Bugnon André · Nationalrat · 2006-09-20
Bugnon André · Nationalrat · Waadt · Fraktion der Schweizerischen Volkspartei · 2006-09-20
Wortprotokoll
A l'article 65 alinéa 2, nous retrouvons une proposition de même type que nous avons déjà analysée hier, à savoir une disposition transitoire qui permettrait à la Confédération d'accorder encore plus de subsides que prévu par la RPT pendant une durée de trois ans. C'est de nouveau une de ces propositions d'adaptation glissante, on peut dire, de la mise en oeuvre de la RPT. Et comme cela a déjà été évoqué, il n'y a pas de raison de procéder de cette manière. D'ailleurs, les cantons et la Confédération sont parvenus à un accord global sur toutes les propositions et les cantons sont prêts à appliquer la RPT quand elle entrera en vigueur.
La majorité de la commission vous recommande donc de ne pas suivre la minorité.
A l'article 66 alinéa 2, nous avons trois propositions. La version du Conseil fédéral, retenue par le Conseil des Etats et soutenue par la minorité II (Huber), correspond sur le plan financier au même montant que celle de la majorité, mais donne des indications beaucoup plus précises: c'est le quart des coûts bruts de l'assurance obligatoire, soit le 25 pour cent, réparti sur 30 pour cent de la population. Concernant les 30 pour cent de la population, on peut se poser la question - d'ailleurs, Monsieur Parmelin l'a évoqué: est-ce impératif? est-ce à négocier? On sait qu'actuellement, certains cantons dépassent ce 30 pour cent; la moyenne suisse, d'ailleurs, est de 31,7 pour cent. Les taux varient, par exemple, de 23 pour cent dans le canton de Soleure à 55,6 pour cent dans le canton d'Obwald. Donc, inévitablement, en fixant la limite à 30 pour cent de la population, on risque d'avoir des problèmes juridiques, parce que certains cantons ne pourront pas s'y tenir exactement et auront tendance à appliquer leur règle habituelle, c'est-à-dire aller jusqu'à 35, 40 ou 45 pour cent de leur population. Et si d'aventure quelqu'un présentait un recours contre cet état de fait, cela engendrerait toute une problématique juridique.

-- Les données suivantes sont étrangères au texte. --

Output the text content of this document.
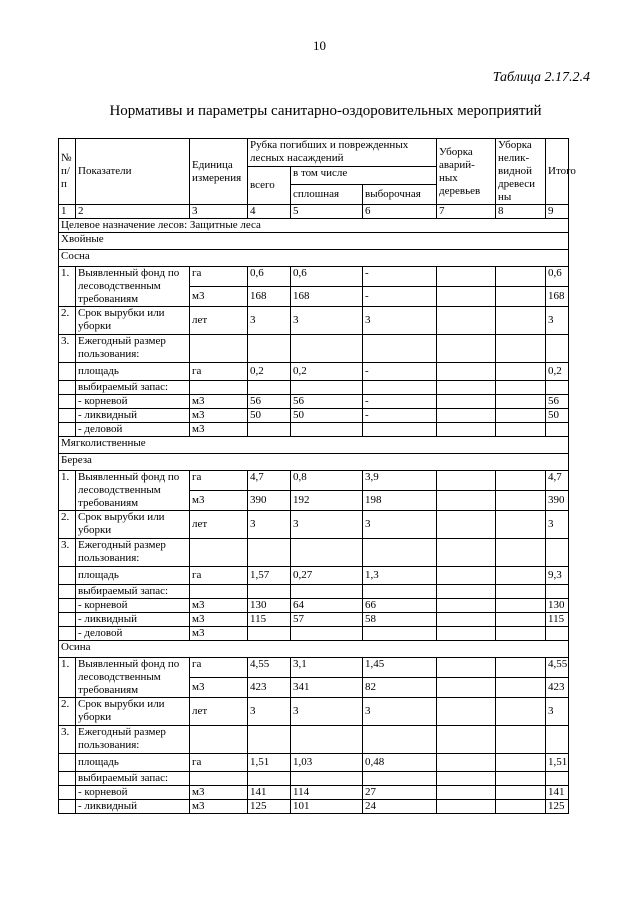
10
Таблица 2.17.2.4
Нормативы и параметры санитарно-оздоровительных мероприятий
№ п/п	Показатели	Единица измерения	Рубка погибших и поврежденных лесных насаждений			Уборка аварий-ных деревьев	Уборка нелик-видной древеси ны	Итого
			всего	в том числе				
				сплошная	выборочная			
1	2	3	4	5	6	7	8	9
Целевое назначение лесов: Защитные леса								
Хвойные								
Сосна								
1.	Выявленный фонд по лесоводственным требованиям	га	0,6	0,6	-			0,6
		м3	168	168	-			168
2.	Срок вырубки или уборки	лет	3	3	3			3
3.	Ежегодный размер пользования:							
	площадь	га	0,2	0,2	-			0,2
	выбираемый запас:							
	- корневой	м3	56	56	-			56
	- ликвидный	м3	50	50	-			50
	- деловой	м3						
Мягколиственные								
Береза								
1.	Выявленный фонд по лесоводственным требованиям	га	4,7	0,8	3,9			4,7
		м3	390	192	198			390
2.	Срок вырубки или уборки	лет	3	3	3			3
3.	Ежегодный размер пользования:							
	площадь	га	1,57	0,27	1,3			9,3
	выбираемый запас:							
	- корневой	м3	130	64	66			130
	- ликвидный	м3	115	57	58			115
	- деловой	м3						
Осина								
1.	Выявленный фонд по лесоводственным требованиям	га	4,55	3,1	1,45			4,55
		м3	423	341	82			423
2.	Срок вырубки или уборки	лет	3	3	3			3
3.	Ежегодный размер пользования:							
	площадь	га	1,51	1,03	0,48			1,51
	выбираемый запас:							
	- корневой	м3	141	114	27			141
	- ликвидный	м3	125	101	24			125
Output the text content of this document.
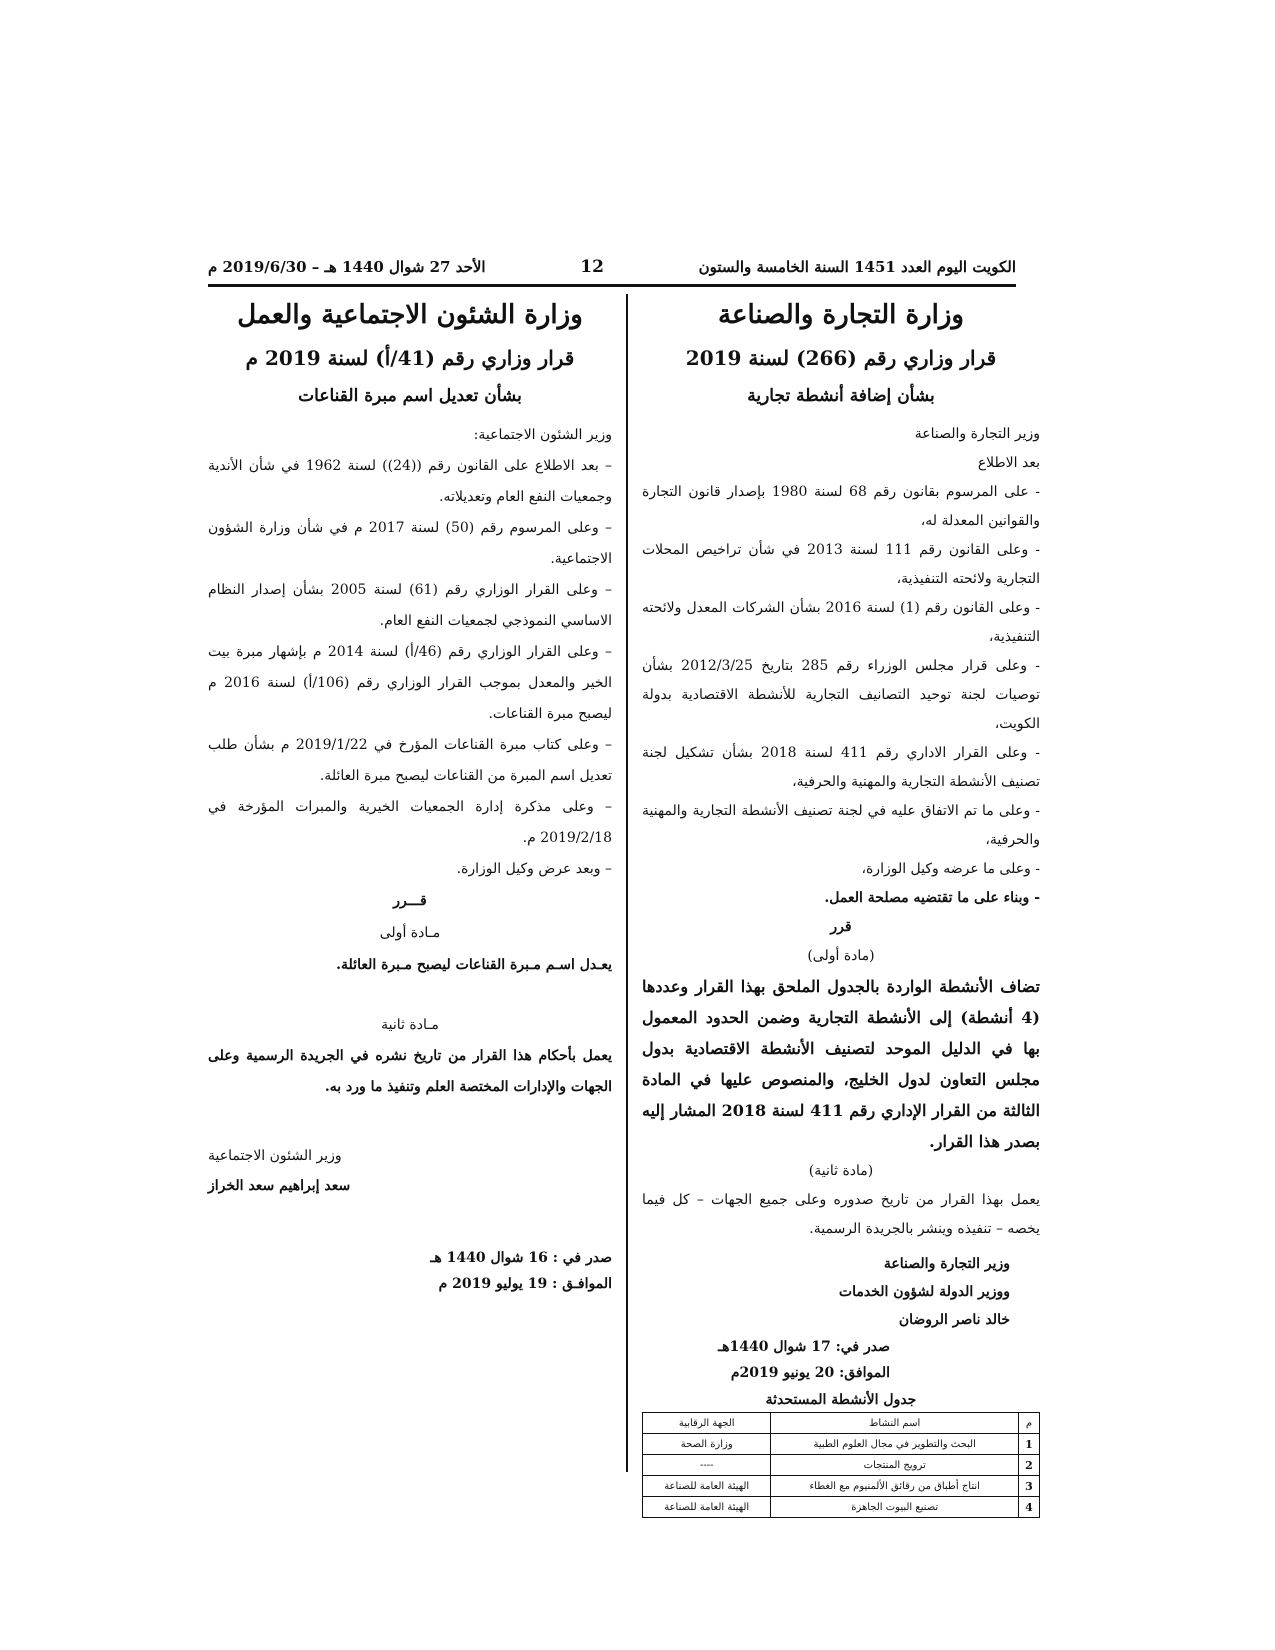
الكويت اليوم العدد 1451 السنة الخامسة والستون
12
الأحد 27 شوال 1440 هـ – 2019/6/30 م

وزارة التجارة والصناعة

قرار وزاري رقم (266) لسنة 2019

بشأن إضافة أنشطة تجارية

وزير التجارة والصناعة

بعد الاطلاع

- على المرسوم بقانون رقم 68 لسنة 1980 بإصدار قانون التجارة والقوانين المعدلة له،

- وعلى القانون رقم 111 لسنة 2013 في شأن تراخيص المحلات التجارية ولائحته التنفيذية،

- وعلى القانون رقم (1) لسنة 2016 بشأن الشركات المعدل ولائحته التنفيذية،

- وعلى قرار مجلس الوزراء رقم 285 بتاريخ 2012/3/25 بشأن توصيات لجنة توحيد التصانيف التجارية للأنشطة الاقتصادية بدولة الكويت،

- وعلى القرار الاداري رقم 411 لسنة 2018 بشأن تشكيل لجنة تصنيف الأنشطة التجارية والمهنية والحرفية،

- وعلى ما تم الاتفاق عليه في لجنة تصنيف الأنشطة التجارية والمهنية والحرفية،

- وعلى ما عرضه وكيل الوزارة،

- وبناء على ما تقتضيه مصلحة العمل.

قرر

(مادة أولى)

تضاف الأنشطة الواردة بالجدول الملحق بهذا القرار وعددها (4 أنشطة) إلى الأنشطة التجارية وضمن الحدود المعمول بها في الدليل الموحد لتصنيف الأنشطة الاقتصادية بدول مجلس التعاون لدول الخليج، والمنصوص عليها في المادة الثالثة من القرار الإداري رقم 411 لسنة 2018 المشار إليه بصدر هذا القرار.

(مادة ثانية)

يعمل بهذا القرار من تاريخ صدوره وعلى جميع الجهات – كل فيما يخصه – تنفيذه وينشر بالجريدة الرسمية.

وزير التجارة والصناعة

ووزير الدولة لشؤون الخدمات

خالد ناصر الروضان

صدر في: 17 شوال 1440هـ

الموافق: 20 يونيو 2019م

جدول الأنشطة المستحدثة

م	اسم النشاط	الجهة الرقابية
1	البحث والتطوير في مجال العلوم الطبية	وزارة الصحة
2	ترويج المنتجات	----
3	انتاج أطباق من رقائق الألمنيوم مع الغطاء	الهيئة العامة للصناعة
4	تصنيع البيوت الجاهزة	الهيئة العامة للصناعة

وزارة الشئون الاجتماعية والعمل

قرار وزاري رقم (41/أ) لسنة 2019 م

بشأن تعديل اسم مبرة القناعات

وزير الشئون الاجتماعية:

– بعد الاطلاع على القانون رقم ((24)) لسنة 1962 في شأن الأندية وجمعيات النفع العام وتعديلاته.

– وعلى المرسوم رقم (50) لسنة 2017 م في شأن وزارة الشؤون الاجتماعية.

– وعلى القرار الوزاري رقم (61) لسنة 2005 بشأن إصدار النظام الاساسي النموذجي لجمعيات النفع العام.

– وعلى القرار الوزاري رقم (46/أ) لسنة 2014 م بإشهار مبرة بيت الخير والمعدل بموجب القرار الوزاري رقم (106/أ) لسنة 2016 م ليصبح مبرة القناعات.

– وعلى كتاب مبرة القناعات المؤرخ في 2019/1/22 م بشأن طلب تعديل اسم المبرة من القناعات ليصبح مبرة العائلة.

– وعلى مذكرة إدارة الجمعيات الخيرية والمبرات المؤرخة في 2019/2/18 م.

– وبعد عرض وكيل الوزارة.

قـــرر

مـادة أولى

يعـدل اسـم مـبرة القناعات ليصبح مـبرة العائلة.

مـادة ثانية

يعمل بأحكام هذا القرار من تاريخ نشره في الجريدة الرسمية وعلى الجهات والإدارات المختصة العلم وتنفيذ ما ورد به.

وزير الشئون الاجتماعية

سعد إبراهيم سعد الخراز

صدر في : 16 شوال 1440 هـ

الموافـق : 19 يوليو 2019 م
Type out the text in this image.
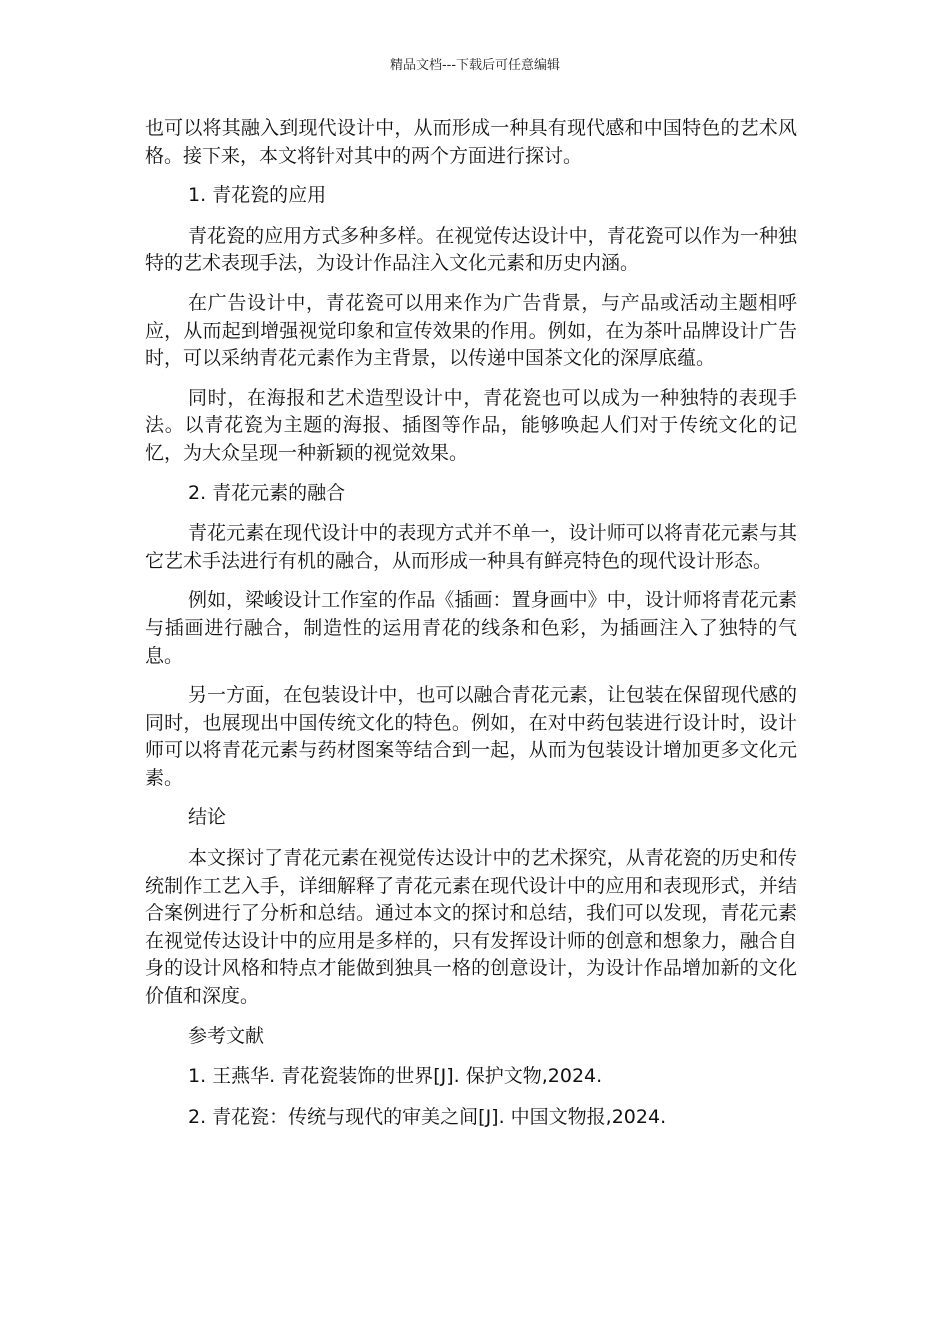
精品文档---下载后可任意编辑

也可以将其融入到现代设计中，从而形成一种具有现代感和中国特色的艺术风格。接下来，本文将针对其中的两个方面进行探讨。

1. 青花瓷的应用

青花瓷的应用方式多种多样。在视觉传达设计中，青花瓷可以作为一种独特的艺术表现手法，为设计作品注入文化元素和历史内涵。

在广告设计中，青花瓷可以用来作为广告背景，与产品或活动主题相呼应，从而起到增强视觉印象和宣传效果的作用。例如，在为茶叶品牌设计广告时，可以采纳青花元素作为主背景，以传递中国茶文化的深厚底蕴。

同时，在海报和艺术造型设计中，青花瓷也可以成为一种独特的表现手法。以青花瓷为主题的海报、插图等作品，能够唤起人们对于传统文化的记忆，为大众呈现一种新颖的视觉效果。

2. 青花元素的融合

青花元素在现代设计中的表现方式并不单一，设计师可以将青花元素与其它艺术手法进行有机的融合，从而形成一种具有鲜亮特色的现代设计形态。

例如，梁峻设计工作室的作品《插画：置身画中》中，设计师将青花元素与插画进行融合，制造性的运用青花的线条和色彩，为插画注入了独特的气息。

另一方面，在包装设计中，也可以融合青花元素，让包装在保留现代感的同时，也展现出中国传统文化的特色。例如，在对中药包装进行设计时，设计师可以将青花元素与药材图案等结合到一起，从而为包装设计增加更多文化元素。

结论

本文探讨了青花元素在视觉传达设计中的艺术探究，从青花瓷的历史和传统制作工艺入手，详细解释了青花元素在现代设计中的应用和表现形式，并结合案例进行了分析和总结。通过本文的探讨和总结，我们可以发现，青花元素在视觉传达设计中的应用是多样的，只有发挥设计师的创意和想象力，融合自身的设计风格和特点才能做到独具一格的创意设计，为设计作品增加新的文化价值和深度。

参考文献

1. 王燕华. 青花瓷装饰的世界[J]. 保护文物,2024.

2. 青花瓷：传统与现代的审美之间[J]. 中国文物报,2024.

Il semble quand même que la volonté du Conseil fédéral et du Conseil des Etats - ce n'est pas par hasard que ce chiffre de 30 pour cent est prévu ici - est plutôt d'avoir une limite contraignante. Avec sa proposition et pour la même enveloppe financière, la majorité de la commission, avec 7,5 pour cent des coûts, ne dépense pas un franc de plus pour ces soutiens à l'assurance-maladie, mais laisse la liberté aux cantons d'appliquer la règle qu'ils avaient jusqu'à maintenant, en fonction des moyens financiers qui leur seront octroyés. C'est donc une souplesse supplémentaire pour les cantons, puisque la limite de pourcentage de la population concernée est abandonnée, qui tient compte de la situation actuelle et qui évite toute problématique d'ordre juridique. C'est pour cela que la majorité de la commission vous recommande d'adopter ce chiffre de 7,5 pour cent.
La minorité I (Rossini) demande, quant à elle, l'augmentation du montant de l'enveloppe, ce qui ne correspond pas au principe de la RPT, puisqu'il y a une opération globale financière qui a été faite dans l'ensemble du processus; et augmenter l'enveloppe, c'est augmenter les charges de la Confédération au-delà de ce qui est utilisé aujourd'hui, puisque la moyenne cantonale est actuellement de 31,7 pour cent. En passant à 35 pour cent, cela fait 3,3 pour cent d'augmentation de l'enveloppe, ce qui ne va pas dans le sens recherché par la RPT.
Donc, au nom de la majorité de la commission, je vous recommande d'adopter sa proposition et de rejeter les propositions des minorités I (Rossini) et II (Huber).